About


master branch build Status

(master)

develop branch build status

(develop)

MAVIS is a pipeline to merge and validate input from different structural variant callers into a single report. The pipeline consists five of main steps

Getting started

There are 3 major steps to setting up and installing MAVIS

  1. Install non-python dependencies

Before MAVIS can be installed, the non-python dependencies will need to be installed. After these have been installed MAVIS itself can be installed through pip

These include: an aligner (blat or bwa mem) and samtools.

  1. Install MAVIS

The easiest way to install MAVIS is through the python package manager, pip

pip install git+https://github.com/bcgsc/mavis.git@vX.X.X#egg=mavis-X.X.X

Where X.X.X is the version number (for example 1.3.0). This will install mavis and its python dependencies.

  1. Build reference files

After MAVIS is installed the reference files must be generated (or downloaded) before it can be run.

Once the above 3 steps are complete MAVIS is ready to be run. See running the pipeline.

Help

If you have a question or issue that is not answered in the FAQs please submit an issue to our github page or contact us by email at mavis@bcgsc.ca

Non-python dependencies

Aligner

In addition to the python package dependencies, MAVIS also requires an aligner to be installed. Currently the only aligners supported are blat and bwa mem. For MAVIS to run successfully the aligner must be installed and accessible on the path. If you have a non-std install you may find it useful to edit the PATH environment variable. For example

export PATH=/path/to/directory/containing/blat/binary:$PATH

Blat is the default aligner. To configure MAVIS to use bwa mem as a default instead, use the MAVIS environment variables. Both the aligner and aligner reference settings should be specified

export MAVIS_ALIGNER='bwa mem'
export MAVIS_ALIGNER_REFERENCE=/path/to/mem/fasta/ref/file

Note

Although MAVIS does attempt to standardize alignments there will still be some difference in the coordinates of the final call set dependent on the aligner used to align putatative contigs. Additionally the aligner used on the input bam will have a more significant impact as it will affect the reads collected in addition to the coordintates of all non-contig calls.

Samtools

Samtools is only used in sorting and indexing the intermediary output bams. Eventually this will hopefully be accomplished through pysam only.

Resource Requirements

MAVIS has been tested on both unix and linux systems. For the standard pipeline, the validation stage is the most computationally expensive. This will vary depending on the size of your input bam file and the number of events input to be validated. There are a number of settings that can be adjusted to reduce memory and cpu requirements depending on what the user is trying to analyze.

Uninformative Filter

For example, if the user is only interested in events in genes, then the uninformative_filter can be used. This will drop all events that are not within a certain distance (max_proximity) to any annotation in the annotations reference file. These events will be dropped prior to the validation stage which results in significant speed up.

This can be set using the environment variable

export MAVIS_UNINFORMATIVE_FILTER=True

or in the pipeline config file

[cluster]
uninformative_filter = True

or as a command line argument to the cluster stage

mavis cluster --uninformative_filter True ....

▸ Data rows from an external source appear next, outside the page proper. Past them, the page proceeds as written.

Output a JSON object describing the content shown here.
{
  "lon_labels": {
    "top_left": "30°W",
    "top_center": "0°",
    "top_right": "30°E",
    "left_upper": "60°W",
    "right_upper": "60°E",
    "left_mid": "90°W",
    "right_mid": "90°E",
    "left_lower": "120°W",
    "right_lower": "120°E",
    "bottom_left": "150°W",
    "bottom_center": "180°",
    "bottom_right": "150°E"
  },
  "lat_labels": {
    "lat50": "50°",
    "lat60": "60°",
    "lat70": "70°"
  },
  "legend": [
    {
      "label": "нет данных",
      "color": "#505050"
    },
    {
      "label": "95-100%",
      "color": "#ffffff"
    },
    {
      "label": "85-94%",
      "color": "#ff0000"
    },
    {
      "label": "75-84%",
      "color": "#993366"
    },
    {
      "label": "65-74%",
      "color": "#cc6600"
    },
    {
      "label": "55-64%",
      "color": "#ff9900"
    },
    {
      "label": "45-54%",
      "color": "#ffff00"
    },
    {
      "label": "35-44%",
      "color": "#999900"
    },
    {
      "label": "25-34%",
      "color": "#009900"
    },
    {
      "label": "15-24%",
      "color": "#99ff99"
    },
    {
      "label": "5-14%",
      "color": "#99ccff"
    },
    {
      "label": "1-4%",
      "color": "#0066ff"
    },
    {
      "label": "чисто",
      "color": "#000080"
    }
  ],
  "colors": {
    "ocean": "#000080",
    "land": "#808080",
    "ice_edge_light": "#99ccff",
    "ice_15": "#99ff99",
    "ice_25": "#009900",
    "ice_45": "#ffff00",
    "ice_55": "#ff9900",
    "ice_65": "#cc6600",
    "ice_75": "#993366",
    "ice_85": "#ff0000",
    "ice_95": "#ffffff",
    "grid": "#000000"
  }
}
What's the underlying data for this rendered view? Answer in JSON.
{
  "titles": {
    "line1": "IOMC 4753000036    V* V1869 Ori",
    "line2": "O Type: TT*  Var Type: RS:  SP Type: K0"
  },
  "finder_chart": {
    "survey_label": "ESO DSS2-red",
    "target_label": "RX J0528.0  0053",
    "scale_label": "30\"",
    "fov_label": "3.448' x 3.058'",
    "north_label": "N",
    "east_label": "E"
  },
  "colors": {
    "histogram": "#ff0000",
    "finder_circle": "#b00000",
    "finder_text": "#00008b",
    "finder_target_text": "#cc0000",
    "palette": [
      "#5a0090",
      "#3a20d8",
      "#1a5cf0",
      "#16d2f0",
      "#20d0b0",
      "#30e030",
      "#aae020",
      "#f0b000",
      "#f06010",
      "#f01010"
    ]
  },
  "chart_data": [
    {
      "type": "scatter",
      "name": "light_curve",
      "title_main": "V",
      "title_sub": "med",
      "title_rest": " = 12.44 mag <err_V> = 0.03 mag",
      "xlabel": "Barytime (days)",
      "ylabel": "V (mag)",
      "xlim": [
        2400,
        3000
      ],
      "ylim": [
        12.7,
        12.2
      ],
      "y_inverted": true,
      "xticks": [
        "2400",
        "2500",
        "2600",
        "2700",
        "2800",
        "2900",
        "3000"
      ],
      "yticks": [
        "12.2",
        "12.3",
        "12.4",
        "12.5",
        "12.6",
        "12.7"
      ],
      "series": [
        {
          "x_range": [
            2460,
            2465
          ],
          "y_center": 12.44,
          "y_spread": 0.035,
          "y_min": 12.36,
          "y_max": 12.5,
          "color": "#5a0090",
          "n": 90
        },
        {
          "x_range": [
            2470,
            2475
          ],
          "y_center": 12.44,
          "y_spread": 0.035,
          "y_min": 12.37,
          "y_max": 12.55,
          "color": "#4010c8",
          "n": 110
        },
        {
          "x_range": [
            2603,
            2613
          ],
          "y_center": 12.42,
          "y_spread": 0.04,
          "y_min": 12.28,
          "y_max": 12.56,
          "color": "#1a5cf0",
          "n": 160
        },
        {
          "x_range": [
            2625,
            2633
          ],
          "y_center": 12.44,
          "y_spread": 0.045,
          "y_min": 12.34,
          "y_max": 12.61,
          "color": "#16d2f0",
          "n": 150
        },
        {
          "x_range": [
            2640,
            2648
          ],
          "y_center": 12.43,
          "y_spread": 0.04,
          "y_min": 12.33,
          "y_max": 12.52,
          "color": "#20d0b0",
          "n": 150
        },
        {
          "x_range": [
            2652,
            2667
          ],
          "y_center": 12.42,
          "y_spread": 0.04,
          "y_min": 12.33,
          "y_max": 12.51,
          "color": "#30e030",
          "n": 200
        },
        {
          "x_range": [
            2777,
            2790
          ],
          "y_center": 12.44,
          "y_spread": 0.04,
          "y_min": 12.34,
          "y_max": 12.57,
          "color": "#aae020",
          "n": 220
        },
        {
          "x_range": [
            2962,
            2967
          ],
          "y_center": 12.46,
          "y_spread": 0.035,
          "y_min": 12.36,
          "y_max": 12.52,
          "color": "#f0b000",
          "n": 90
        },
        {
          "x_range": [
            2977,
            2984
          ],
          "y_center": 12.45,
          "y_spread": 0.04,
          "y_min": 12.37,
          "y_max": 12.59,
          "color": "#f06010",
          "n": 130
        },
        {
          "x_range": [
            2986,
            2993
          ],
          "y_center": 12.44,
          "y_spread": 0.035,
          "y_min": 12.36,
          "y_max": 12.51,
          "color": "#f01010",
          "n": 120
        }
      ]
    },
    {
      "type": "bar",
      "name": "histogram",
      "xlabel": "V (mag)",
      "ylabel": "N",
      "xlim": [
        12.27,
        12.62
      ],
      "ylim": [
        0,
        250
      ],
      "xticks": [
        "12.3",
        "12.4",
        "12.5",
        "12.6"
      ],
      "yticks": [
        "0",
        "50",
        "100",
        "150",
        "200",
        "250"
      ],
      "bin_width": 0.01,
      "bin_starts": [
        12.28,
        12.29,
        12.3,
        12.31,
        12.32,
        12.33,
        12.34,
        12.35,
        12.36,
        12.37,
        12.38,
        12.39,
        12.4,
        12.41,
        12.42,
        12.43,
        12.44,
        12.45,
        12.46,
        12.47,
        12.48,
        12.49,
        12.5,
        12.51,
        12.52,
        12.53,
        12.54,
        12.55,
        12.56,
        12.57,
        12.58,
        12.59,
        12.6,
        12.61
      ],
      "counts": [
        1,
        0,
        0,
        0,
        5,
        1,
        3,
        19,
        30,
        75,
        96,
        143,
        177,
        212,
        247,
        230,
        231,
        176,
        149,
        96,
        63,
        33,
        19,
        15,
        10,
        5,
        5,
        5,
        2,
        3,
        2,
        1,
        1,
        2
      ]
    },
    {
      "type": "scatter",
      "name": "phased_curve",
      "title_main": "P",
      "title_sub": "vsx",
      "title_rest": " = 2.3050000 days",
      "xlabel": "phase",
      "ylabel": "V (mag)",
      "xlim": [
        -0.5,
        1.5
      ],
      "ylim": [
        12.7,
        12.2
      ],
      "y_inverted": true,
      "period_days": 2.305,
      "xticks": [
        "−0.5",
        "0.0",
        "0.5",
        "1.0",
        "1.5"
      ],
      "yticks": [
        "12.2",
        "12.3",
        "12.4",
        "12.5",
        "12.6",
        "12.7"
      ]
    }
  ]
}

Splitting Validation into Cluster Jobs

MAVIS chooses the number of jobs to split validate/annotate stages into based on two settings: max_files and min_clusters_per_file.

For example, in the following situation say you have: 1000 clusters, max_files=10, and min_clusters_per_file=10. Then MAVIS will set up 10 validation jobs each with 100 events.

However, if min_clusters_per_file=500, then MAVIS would only set up 2 jobs each with 500 events. This is because min_clusters_per_file takes precedence over max_files.